Leonard Cohen – The Future: “Bana gerçek yalanlar söyle Lavinia, korkmuyorum!”

Gönül İşi

Geçenlerde bi arkadaşım mesaj atmış. Leonard Cohen’in “The Future” şarkısını göndermişti. Amma oldu dinlemeyeli dedim. Sonra çalmaya başladı şarkı. Cohen’in müzik dünyasına kattıklarından daha çok şarkılarında kendimden bulduklarımı düşündüm. Baya baya ben büyürken yanımdaydı çünkü. Fakat bu şarkısını neden uzun zaman dinlemediğimi cümleler ilerledikçe hatırlıyordum. Ben bahsedilen geleceğin gelmesinden korkuyordum. Gelmiş olmasının verdiği acıdan kaçıyordum…

– “I’ve seen the future, brother: it is murder”

Çok uzun zamandır korkularımı spesifikleştirmiştim bende çoğumuz gibi. En azından bunu yapmış olduğumu düşünüyordum. En sevdiğim tişörte kahve damlatmaktan. Lekenin yerleşmesinden korkuyordum artık. Çizdiğim karakterin yerini yadırgayıp, kağıttan fırlayıp yolda ölmesinden. Yitirmekten. Yaşamaktan korkanlarla, yaşamaktan. Kalbimi unutmaktan bi gün aklımı bile kaybetmekten. Bireysel korkuları toplumsal korkulara yeğliyordum. Yitirilenleri yine yitirmekten korkmak, bir çocuğun gülüşünü kaybetmesinden daha az kırıcıydı nede olsa. Peki bu korku çıkmazının içinde müzik nerede ve hangi işlevi görmeliydi? Bu çoktan seçmeli bi soru değil nazarımda yoktan seçmeliydi . Meselenin distopya gerçeği olduğunu bilmek, artık distopyanın hayal edilmesi değil, korkulan ütopyaların canlı kanlı içinde olması insanlığın. Yaşanılanları, düşünceleri yada hissedilenleri anlatma araçlarından biri olan müzik bunu hep çok iyi yaptı zaten. Bunu yapan tüm müzisyenlere de kaç şapka varsa çıkarmak gerekti. Peki müzik bize her zaman iyi gelmek zorunda mı?

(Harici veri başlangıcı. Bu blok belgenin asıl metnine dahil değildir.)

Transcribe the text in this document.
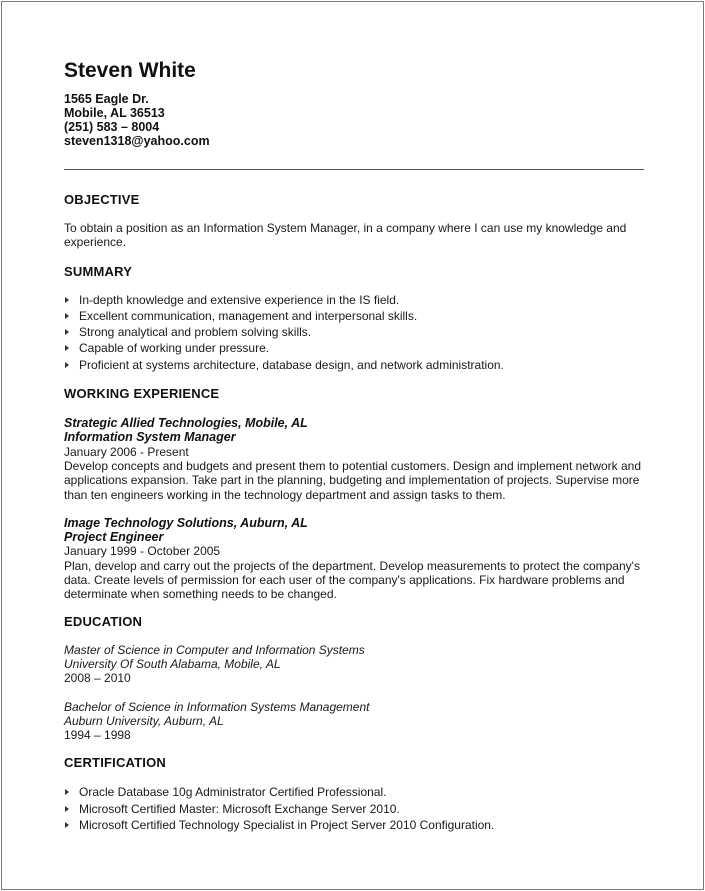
Steven White
1565 Eagle Dr.
Mobile, AL 36513
(251) 583 – 8004
steven1318@yahoo.com
OBJECTIVE
To obtain a position as an Information System Manager, in a company where I can use my knowledge and experience.
SUMMARY
In-depth knowledge and extensive experience in the IS field.
Excellent communication, management and interpersonal skills.
Strong analytical and problem solving skills.
Capable of working under pressure.
Proficient at systems architecture, database design, and network administration.
WORKING EXPERIENCE
Strategic Allied Technologies, Mobile, AL
Information System Manager
January 2006 - Present
Develop concepts and budgets and present them to potential customers. Design and implement network and applications expansion. Take part in the planning, budgeting and implementation of projects. Supervise more than ten engineers working in the technology department and assign tasks to them.
Image Technology Solutions, Auburn, AL
Project Engineer
January 1999 - October 2005
Plan, develop and carry out the projects of the department. Develop measurements to protect the company's data. Create levels of permission for each user of the company's applications. Fix hardware problems and determinate when something needs to be changed.
EDUCATION
Master of Science in Computer and Information Systems
University Of South Alabama, Mobile, AL
2008 – 2010
Bachelor of Science in Information Systems Management
Auburn University, Auburn, AL
1994 – 1998
CERTIFICATION
Oracle Database 10g Administrator Certified Professional.
Microsoft Certified Master: Microsoft Exchange Server 2010.
Microsoft Certified Technology Specialist in Project Server 2010 Configuration.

Bu sorunun ardından en iyi başka bir paragrafa başlanırdı, bende öyle yaptım. “Sanat sanat için midir yoksa sanat toplum için midir?” sorusuna sizin yanıtınız nedir bilmem ama ben birey olamayanın toplumu temsil edemeyeceğini düşünüyorum. Yani müzik çocuklar için, benim ve senin için, tüm canlılar için hatta kitaplar ve heykeller için de canlılığını korumalı. Fakat bu noktada müzik bana yalanlar söyleyip, mutlu sonla biten masallar anlatmak zorunda değil. Olay dinleyici, okur vs. yani bireyde gelişiyor. Belki birbirimizi anlamayı becerebilmekte de çözülüyor. Üzerine düşünülünce herkesi anlamaya başlamak gibi durum. Müziğin samimiyetine inanan insanlarız. Belki masallara inanacak yaşta değil biyolojimiz ama müzikte bizim ara sokağımız, tepe başımız. Sevgili Kejura bir gün müziğin samimiyetini ve gerçekliğini şöyle tanımlamıştı: “Bugüne kadar hep benimleydi. Beni yalnız da bırakmadı. Derdimi de dinledi, mutluluğumu da paylaştı.“ O ana kadar müziğin konumlanışı üzerine duyduğum en naif cümleler olduğuna karar verdim. Elbette öyleydi. Hayatımızdaki insanlardan çoğu kez daha yakın olduğumuz başka bir şey bulamıyor insan, sanat dışında. Konumlandığı yerde görevini en iyi şekliyle yapıyor işte. Müzik bizim için başka ne yapabilir diyorum. İyileştirmeliydi. Pamuklara sararak yapıyor bunu zaten. Sarılmalı da… Parmakları çocuk parmağı sanki. Müzik bize bir çocuğun hazin gecesini geri vermeli diyorum yaşanılanların ağırlığını hissettikçe. Müzik bir zamanlar çocuk olanları geri verebilir mi diyorum. Çocuk toprakta yaş alırken, toprak büyürken. Ben şimdi gelecekten korkuyorum fakat karşımdaki çocuk benden daha korkusuz yaşam karşısında. Fakat müzik distopyalardan uzak olmalı. Bir müzisyen bana geleceğin temelleri olan yaşamın acılarından bahsederken korunaklı yaklaşmalı diyorken birden fikrim değişiyor “Kavgaysa kavga, ne var sanki” diyorum.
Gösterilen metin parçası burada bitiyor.